You know what fictional restaurant I’d love to see come to life? The Krusty Krab, from Spongebob Squarepants. I mean, what 90s child hasn’t dreamed of sinking their teeth into a bonafide Krabby Patty?
Of course, there have been attempts to bring Mr. Krabs’ pride and joy to life before. There is a restaurant in Palestine that’s been open for a while, but no official Krusty Krab exists in the US yet. One restaurateur’s recent attempt to make that happen has sadly fallen short.
Viacom, the media conglomerate that owns and runs Spongebob, won a legal challenge to keep Javier Ramos from using the restaurant’s name for his own seafood chain. According to Reuters, Viacom doesn’t own the trademark for “The Krusty Krab,” which is why this guy and his investor group, IJR Capital Investments LLC, thought they could utilize the name for their restaurants.
The name may have never been filed with the US Patent and Trademark Office, but its usage in countless episodes of Spongebob and associated merch has created an association and “trademark” worth protecting, according to the judges.
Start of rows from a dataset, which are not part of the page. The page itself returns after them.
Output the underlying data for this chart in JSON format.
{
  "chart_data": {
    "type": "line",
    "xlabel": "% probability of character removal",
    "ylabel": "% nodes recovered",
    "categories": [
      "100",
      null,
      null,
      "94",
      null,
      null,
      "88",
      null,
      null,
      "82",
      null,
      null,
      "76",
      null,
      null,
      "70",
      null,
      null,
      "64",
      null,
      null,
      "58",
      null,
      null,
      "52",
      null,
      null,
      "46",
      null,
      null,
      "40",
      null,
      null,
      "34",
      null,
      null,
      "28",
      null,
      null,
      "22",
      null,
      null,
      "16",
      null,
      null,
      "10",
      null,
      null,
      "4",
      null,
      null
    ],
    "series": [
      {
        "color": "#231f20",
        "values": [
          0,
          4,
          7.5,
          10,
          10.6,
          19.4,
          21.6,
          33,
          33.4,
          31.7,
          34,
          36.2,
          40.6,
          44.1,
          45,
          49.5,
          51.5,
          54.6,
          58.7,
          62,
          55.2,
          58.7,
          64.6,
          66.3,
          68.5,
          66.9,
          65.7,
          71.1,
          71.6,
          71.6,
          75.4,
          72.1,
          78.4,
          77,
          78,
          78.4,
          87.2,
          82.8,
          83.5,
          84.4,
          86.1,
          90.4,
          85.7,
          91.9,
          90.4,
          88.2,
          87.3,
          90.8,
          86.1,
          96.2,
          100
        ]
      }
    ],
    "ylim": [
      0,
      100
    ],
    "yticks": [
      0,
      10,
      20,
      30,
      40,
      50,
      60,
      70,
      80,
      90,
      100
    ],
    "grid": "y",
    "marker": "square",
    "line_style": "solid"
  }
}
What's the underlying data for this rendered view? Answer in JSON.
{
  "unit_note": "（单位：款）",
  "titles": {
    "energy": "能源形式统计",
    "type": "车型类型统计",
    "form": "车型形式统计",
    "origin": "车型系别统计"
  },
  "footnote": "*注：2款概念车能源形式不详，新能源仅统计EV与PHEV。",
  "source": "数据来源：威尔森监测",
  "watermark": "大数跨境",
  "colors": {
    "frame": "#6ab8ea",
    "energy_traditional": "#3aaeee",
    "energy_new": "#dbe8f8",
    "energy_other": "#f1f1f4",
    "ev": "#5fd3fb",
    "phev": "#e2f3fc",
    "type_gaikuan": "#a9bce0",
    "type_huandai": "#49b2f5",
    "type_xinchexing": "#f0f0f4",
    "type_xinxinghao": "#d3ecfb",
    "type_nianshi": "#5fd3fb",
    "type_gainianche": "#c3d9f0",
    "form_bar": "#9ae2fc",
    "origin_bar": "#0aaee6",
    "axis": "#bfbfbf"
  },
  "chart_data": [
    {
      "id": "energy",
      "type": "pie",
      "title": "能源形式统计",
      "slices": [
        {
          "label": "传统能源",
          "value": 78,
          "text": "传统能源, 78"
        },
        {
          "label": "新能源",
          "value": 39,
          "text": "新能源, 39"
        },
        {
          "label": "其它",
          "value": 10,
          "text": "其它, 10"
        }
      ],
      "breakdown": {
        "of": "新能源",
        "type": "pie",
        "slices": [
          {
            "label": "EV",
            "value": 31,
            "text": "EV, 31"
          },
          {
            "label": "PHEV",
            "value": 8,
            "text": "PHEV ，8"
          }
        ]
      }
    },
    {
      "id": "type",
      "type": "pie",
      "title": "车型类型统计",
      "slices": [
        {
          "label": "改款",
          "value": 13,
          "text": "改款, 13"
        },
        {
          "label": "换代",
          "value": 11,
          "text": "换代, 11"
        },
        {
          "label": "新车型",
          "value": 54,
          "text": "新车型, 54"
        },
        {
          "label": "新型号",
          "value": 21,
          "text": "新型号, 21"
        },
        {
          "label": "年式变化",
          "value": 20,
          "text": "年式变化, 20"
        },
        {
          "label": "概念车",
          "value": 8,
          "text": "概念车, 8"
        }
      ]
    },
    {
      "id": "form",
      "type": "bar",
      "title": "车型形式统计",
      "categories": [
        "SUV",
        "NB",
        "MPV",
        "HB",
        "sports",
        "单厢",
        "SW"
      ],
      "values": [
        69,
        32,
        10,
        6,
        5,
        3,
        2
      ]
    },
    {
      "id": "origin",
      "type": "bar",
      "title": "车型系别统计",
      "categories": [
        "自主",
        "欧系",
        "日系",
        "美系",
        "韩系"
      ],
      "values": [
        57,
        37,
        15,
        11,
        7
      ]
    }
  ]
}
Unfortunately, that does kill the restaurateur’s current dreams of having his own Krusty Krab chain. It’s not all lost, however, as Viacom may be willing to license naming rights to the guy to make the restaurants happen. That possibility isn’t outlandish, considering that the media giant does the exact same thing with Bubba Gump Shrimp Co. restaurants, which are associated with the legendary film Forrest Gump.
That makes this legal decision more of a roadblock than a obstacle to keeping a Krusty Krab from opening in the US. Who knows? Maybe Viacom will be willing to let a few open up one day.
Just don’t let Patrick Star run the phone lines.